Not only the working conditions of these workers are highly suspect if not tantamount to “enslavement” as one attendant succinctly put it.
Much has been said about the growing gap between the so-called rich and the so-called poor in Namibia, whatever these terms may mean.
But certainly the shameful pittance given to petrol attendants as their salaries is a glaring example of the ever-growing gap between the various strata of society, with those with immediate access to the resources of the country only mindful of their own welfare and lining their own pockets, oblivious to the masses out there who most of the time are responsible for the creation of the wealth we so very much are quick to want to abrogate and amass to ourselves, and enjoy decadently.
This is while a section of those co-owning it are walloping in poverty and squalor, like the country’s petrol attendants.
Expected only to survive from the crumbs falling from the tables of their fellows.

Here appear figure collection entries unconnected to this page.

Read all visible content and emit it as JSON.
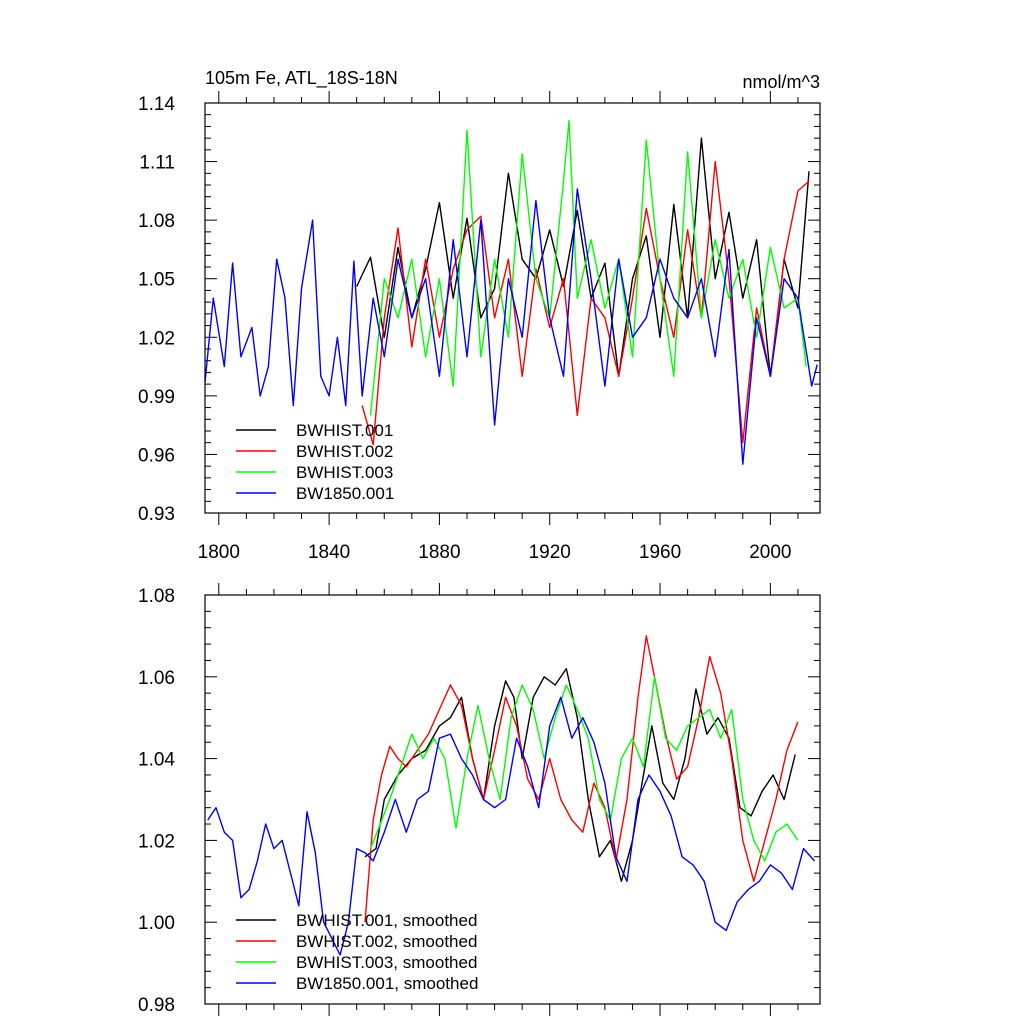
{
  "chart_data": [
    {
      "type": "line",
      "title_left": "105m Fe, ATL_18S-18N",
      "title_right": "nmol/m^3",
      "xlabel": "",
      "ylabel": "",
      "xlim": [
        1795,
        2018
      ],
      "ylim": [
        0.93,
        1.14
      ],
      "x_ticks": [
        1800,
        1840,
        1880,
        1920,
        1960,
        2000
      ],
      "x_tick_labels": [
        "1800",
        "1840",
        "1880",
        "1920",
        "1960",
        "2000"
      ],
      "y_ticks": [
        0.93,
        0.96,
        0.99,
        1.02,
        1.05,
        1.08,
        1.11,
        1.14
      ],
      "y_tick_labels": [
        "0.93",
        "0.96",
        "0.99",
        "1.02",
        "1.05",
        "1.08",
        "1.11",
        "1.14"
      ],
      "legend_position": "bottom-left",
      "series": [
        {
          "name": "BWHIST.001",
          "color": "#000000",
          "x": [
            1850,
            1855,
            1860,
            1865,
            1870,
            1875,
            1880,
            1885,
            1890,
            1895,
            1900,
            1905,
            1910,
            1915,
            1920,
            1925,
            1930,
            1935,
            1940,
            1945,
            1950,
            1955,
            1960,
            1965,
            1970,
            1975,
            1980,
            1985,
            1990,
            1995,
            2000,
            2005,
            2010,
            2014
          ],
          "y": [
            1.046,
            1.061,
            1.02,
            1.066,
            1.03,
            1.055,
            1.089,
            1.04,
            1.081,
            1.03,
            1.045,
            1.104,
            1.06,
            1.05,
            1.075,
            1.046,
            1.085,
            1.04,
            1.058,
            1.0,
            1.05,
            1.072,
            1.02,
            1.088,
            1.03,
            1.122,
            1.05,
            1.084,
            1.04,
            1.07,
            1.0,
            1.06,
            1.035,
            1.105
          ]
        },
        {
          "name": "BWHIST.002",
          "color": "#ff0000",
          "x": [
            1852,
            1856,
            1860,
            1865,
            1870,
            1875,
            1880,
            1885,
            1890,
            1895,
            1900,
            1905,
            1910,
            1915,
            1920,
            1925,
            1930,
            1935,
            1940,
            1945,
            1950,
            1955,
            1960,
            1965,
            1970,
            1975,
            1980,
            1985,
            1990,
            1995,
            2000,
            2005,
            2010,
            2014
          ],
          "y": [
            0.985,
            0.965,
            1.03,
            1.076,
            1.015,
            1.06,
            1.02,
            1.055,
            1.075,
            1.082,
            1.03,
            1.06,
            1.0,
            1.055,
            1.025,
            1.05,
            0.98,
            1.04,
            1.03,
            1.0,
            1.04,
            1.086,
            1.05,
            1.02,
            1.075,
            1.03,
            1.11,
            1.05,
            0.966,
            1.035,
            1.0,
            1.06,
            1.095,
            1.1
          ]
        },
        {
          "name": "BWHIST.003",
          "color": "#00ff00",
          "x": [
            1855,
            1860,
            1865,
            1870,
            1875,
            1880,
            1885,
            1890,
            1895,
            1900,
            1905,
            1910,
            1915,
            1920,
            1925,
            1927,
            1930,
            1935,
            1940,
            1945,
            1950,
            1955,
            1960,
            1965,
            1970,
            1975,
            1980,
            1985,
            1990,
            1995,
            2000,
            2005,
            2010,
            2013
          ],
          "y": [
            0.98,
            1.05,
            1.03,
            1.06,
            1.01,
            1.05,
            0.995,
            1.126,
            1.01,
            1.06,
            1.02,
            1.114,
            1.05,
            1.03,
            1.1,
            1.131,
            1.04,
            1.07,
            1.035,
            1.06,
            1.01,
            1.121,
            1.05,
            1.0,
            1.115,
            1.03,
            1.07,
            1.04,
            1.06,
            1.02,
            1.066,
            1.035,
            1.04,
            1.005
          ]
        },
        {
          "name": "BW1850.001",
          "color": "#0000ff",
          "x": [
            1795,
            1798,
            1802,
            1805,
            1808,
            1812,
            1815,
            1818,
            1821,
            1824,
            1827,
            1830,
            1834,
            1837,
            1840,
            1843,
            1846,
            1849,
            1852,
            1856,
            1860,
            1865,
            1870,
            1875,
            1880,
            1885,
            1890,
            1895,
            1900,
            1905,
            1910,
            1915,
            1920,
            1925,
            1930,
            1935,
            1940,
            1945,
            1950,
            1955,
            1960,
            1965,
            1970,
            1975,
            1980,
            1985,
            1990,
            1995,
            2000,
            2005,
            2010,
            2015,
            2017
          ],
          "y": [
            0.997,
            1.04,
            1.005,
            1.058,
            1.01,
            1.025,
            0.99,
            1.005,
            1.06,
            1.04,
            0.985,
            1.045,
            1.08,
            1.0,
            0.99,
            1.02,
            0.985,
            1.059,
            0.99,
            1.04,
            1.01,
            1.06,
            1.03,
            1.05,
            1.0,
            1.07,
            1.01,
            1.08,
            0.975,
            1.05,
            1.02,
            1.09,
            1.03,
            1.0,
            1.096,
            1.05,
            0.995,
            1.06,
            1.02,
            1.03,
            1.06,
            1.04,
            1.03,
            1.05,
            1.01,
            1.065,
            0.955,
            1.03,
            1.0,
            1.05,
            1.04,
            0.995,
            1.006
          ]
        }
      ]
    },
    {
      "type": "line",
      "xlabel": "",
      "ylabel": "",
      "xlim": [
        1795,
        2018
      ],
      "ylim": [
        0.98,
        1.08
      ],
      "x_ticks": [
        1800,
        1840,
        1880,
        1920,
        1960,
        2000
      ],
      "y_ticks": [
        0.98,
        1.0,
        1.02,
        1.04,
        1.06,
        1.08
      ],
      "y_tick_labels": [
        "0.98",
        "1.00",
        "1.02",
        "1.04",
        "1.06",
        "1.08"
      ],
      "legend_position": "bottom-left",
      "series": [
        {
          "name": "BWHIST.001, smoothed",
          "color": "#000000",
          "x": [
            1853,
            1857,
            1860,
            1865,
            1870,
            1875,
            1880,
            1884,
            1888,
            1892,
            1896,
            1900,
            1904,
            1907,
            1910,
            1914,
            1918,
            1922,
            1926,
            1930,
            1934,
            1938,
            1942,
            1946,
            1950,
            1953,
            1957,
            1961,
            1965,
            1969,
            1973,
            1977,
            1981,
            1985,
            1989,
            1993,
            1997,
            2001,
            2005,
            2009
          ],
          "y": [
            1.016,
            1.018,
            1.03,
            1.036,
            1.04,
            1.042,
            1.048,
            1.05,
            1.055,
            1.04,
            1.03,
            1.048,
            1.059,
            1.055,
            1.04,
            1.055,
            1.06,
            1.058,
            1.062,
            1.05,
            1.03,
            1.016,
            1.02,
            1.01,
            1.02,
            1.032,
            1.048,
            1.034,
            1.03,
            1.04,
            1.057,
            1.046,
            1.05,
            1.045,
            1.028,
            1.026,
            1.032,
            1.036,
            1.03,
            1.041
          ]
        },
        {
          "name": "BWHIST.002, smoothed",
          "color": "#ff0000",
          "x": [
            1853,
            1856,
            1859,
            1862,
            1865,
            1868,
            1872,
            1876,
            1880,
            1884,
            1888,
            1892,
            1896,
            1900,
            1904,
            1908,
            1912,
            1916,
            1920,
            1924,
            1928,
            1932,
            1936,
            1940,
            1944,
            1948,
            1952,
            1955,
            1958,
            1962,
            1966,
            1970,
            1974,
            1978,
            1982,
            1986,
            1990,
            1994,
            1998,
            2002,
            2006,
            2010
          ],
          "y": [
            1.0,
            1.025,
            1.036,
            1.043,
            1.04,
            1.038,
            1.042,
            1.046,
            1.052,
            1.058,
            1.053,
            1.04,
            1.03,
            1.042,
            1.055,
            1.048,
            1.035,
            1.03,
            1.04,
            1.03,
            1.025,
            1.022,
            1.034,
            1.028,
            1.015,
            1.03,
            1.055,
            1.07,
            1.06,
            1.046,
            1.035,
            1.038,
            1.05,
            1.065,
            1.056,
            1.04,
            1.02,
            1.01,
            1.02,
            1.03,
            1.042,
            1.049
          ]
        },
        {
          "name": "BWHIST.003, smoothed",
          "color": "#00ff00",
          "x": [
            1855,
            1858,
            1862,
            1866,
            1870,
            1874,
            1878,
            1882,
            1886,
            1890,
            1894,
            1898,
            1902,
            1906,
            1910,
            1914,
            1918,
            1922,
            1926,
            1930,
            1934,
            1938,
            1942,
            1946,
            1950,
            1954,
            1958,
            1962,
            1966,
            1970,
            1974,
            1978,
            1982,
            1986,
            1990,
            1994,
            1998,
            2002,
            2006,
            2010
          ],
          "y": [
            1.018,
            1.023,
            1.03,
            1.038,
            1.046,
            1.04,
            1.045,
            1.04,
            1.023,
            1.04,
            1.053,
            1.04,
            1.03,
            1.05,
            1.058,
            1.052,
            1.04,
            1.05,
            1.058,
            1.052,
            1.045,
            1.03,
            1.025,
            1.04,
            1.045,
            1.038,
            1.06,
            1.045,
            1.042,
            1.048,
            1.05,
            1.052,
            1.045,
            1.052,
            1.03,
            1.02,
            1.015,
            1.022,
            1.024,
            1.02
          ]
        },
        {
          "name": "BW1850.001, smoothed",
          "color": "#0000ff",
          "x": [
            1796,
            1799,
            1802,
            1805,
            1808,
            1811,
            1814,
            1817,
            1820,
            1823,
            1826,
            1829,
            1832,
            1835,
            1838,
            1841,
            1844,
            1847,
            1850,
            1853,
            1856,
            1860,
            1864,
            1868,
            1872,
            1876,
            1880,
            1884,
            1888,
            1892,
            1896,
            1900,
            1904,
            1908,
            1912,
            1916,
            1920,
            1924,
            1928,
            1932,
            1936,
            1940,
            1944,
            1948,
            1952,
            1956,
            1960,
            1964,
            1968,
            1972,
            1976,
            1980,
            1984,
            1988,
            1992,
            1996,
            2000,
            2004,
            2008,
            2012,
            2016
          ],
          "y": [
            1.025,
            1.028,
            1.022,
            1.02,
            1.006,
            1.008,
            1.015,
            1.024,
            1.018,
            1.02,
            1.012,
            1.004,
            1.027,
            1.017,
            1.0,
            0.996,
            0.992,
            1.0,
            1.018,
            1.017,
            1.015,
            1.022,
            1.03,
            1.022,
            1.03,
            1.032,
            1.045,
            1.046,
            1.04,
            1.036,
            1.03,
            1.028,
            1.03,
            1.045,
            1.038,
            1.028,
            1.048,
            1.055,
            1.045,
            1.05,
            1.044,
            1.034,
            1.016,
            1.01,
            1.03,
            1.036,
            1.032,
            1.026,
            1.016,
            1.014,
            1.01,
            1.0,
            0.998,
            1.005,
            1.008,
            1.01,
            1.014,
            1.012,
            1.008,
            1.018,
            1.015
          ]
        }
      ]
    }
  ]
}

Surely it is beyond anyone’s understanding, and humanity, to pitch up at any filling station in the wee hours of the morning hoping for the necessary help plus the accompanying courtesy, only to be re-awakened to the harsh realities of these fellows.
While they are the ones who most of the time have to bear even the brunt of dealing with some of the unruly and rowdy customers, with service station owners most of the time comfortably tucked away in their cosy homes.
It is also sad while nothing seems to have been done for six years since the LaRRI study, to hear the arrogance of officialdom and those who have been meting out such harsh realities to fellows, that their voicing their plight is “illegal”.
The plight of petrol attendants is reminiscent of a pertinent song that our political principals most of the time have been chorusing. With the popular verse of “peace, tranquillity and stability” this country has been enjoying.
More often than not our political principals have seemed to be claiming credit for such tranquillity.
Rarely have they been pausing to think that such may foremost be a factor of the many hungry stomachs going to bed every night. Thousands of many roofless people with little or no immediate hope of ever getting a roof over their heads. Hundreds if not thousands who, or their children do not have anything to wear.
Hundreds whose daily lot and that of their families have been condemned to feeding from the waste dumps. Thousands without a piece of land to call their own. Despite, these fellow citizens seem to have been dealing with their unbearable conditions in silence.
Notwithstanding, the country has been enjoying peace and tranquillity. But how long the wretched of Namibia, like our petrol attendants, shall continue to eat peace and tranquillity, none is certain – perhaps the political principals maybe.